Écho de presse

« L’Affaire des télégraphes », ou la première cyber-attaque de l’Histoire

le 22/02/2020 par Jean-Marie Pottier
le 10/10/2018 par Jean-Marie Pottier - modifié le 22/02/2020
Illustration d’un télégraphe Chappe parue dans Les merveilles de la science, Louis Figuier 1868 - Domaine Public
Illustration d’un télégraphe Chappe parue dans Les merveilles de la science, Louis Figuier 1868 - Domaine Public

Sous Louis-Philippe, deux financiers bordelais détournent le télégraphe Chappe afin de spéculer sur des obligations. Lors de leur procès, ils parviennent à s’en sortir sans trop de dégâts.

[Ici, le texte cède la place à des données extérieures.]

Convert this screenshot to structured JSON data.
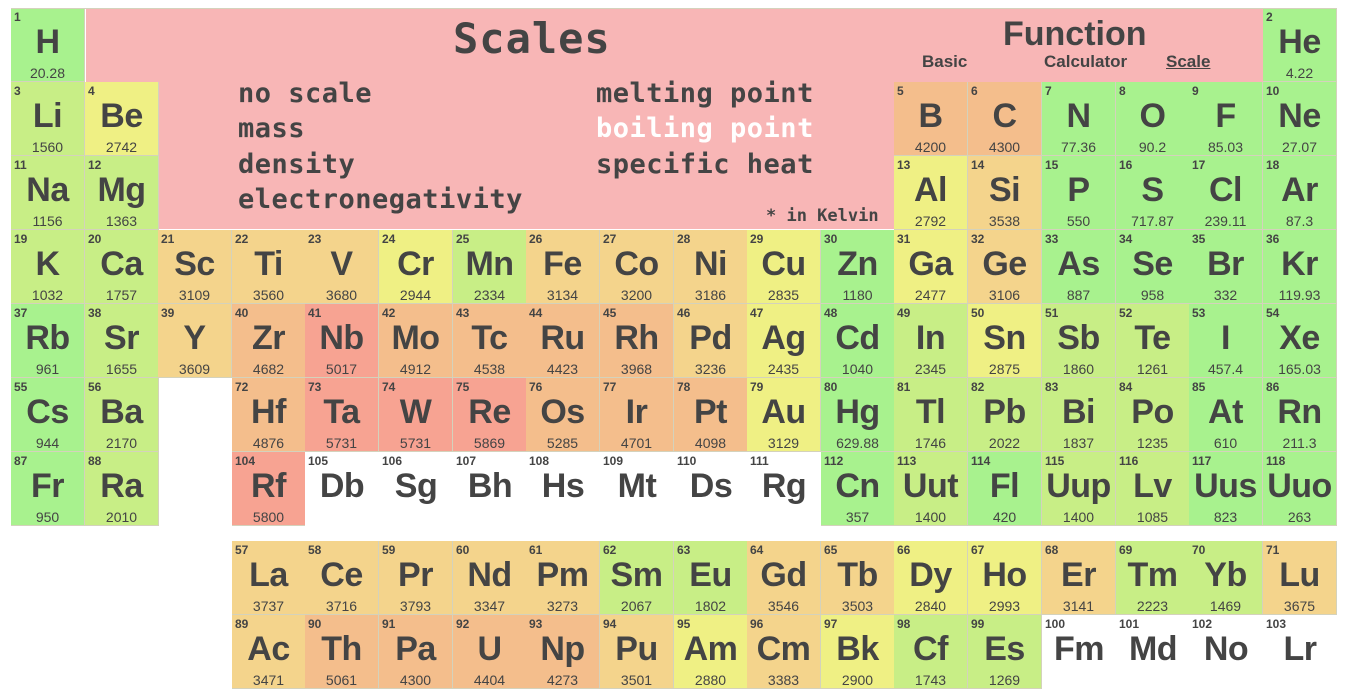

En janvier 1836, un nommé Lucas meurt à Tours en laissant derrière lui un joli héritage évalué à quelque sept mille francs. Une somme que cet homme n’a pas pu gagner grâce à son métier de « stationnaire », chargé d’opérer les mécanismes du télégraphe Chappe.

En mourant, il lègue à un collègue, Cailleteau, son secret : avec un complice, Guibout, il a promis à deux hommes de faire passer pour eux des informations par le télégraphe, théoriquement réservé aux communications d’État, en échange d’une coquette rémunération – mille cinq cent francs pour commencer, puis cent cinquante francs par mois et vingt francs par nouvelle favorable. À Tours, une rumeur commence à circuler selon laquelle des employés du télégraphe ont été soudoyés.

C’est le début de « l’Affaire des télégraphes », que le magazine 1843 qualifiait récemment de « toute première cyber-attaque de l’histoire ».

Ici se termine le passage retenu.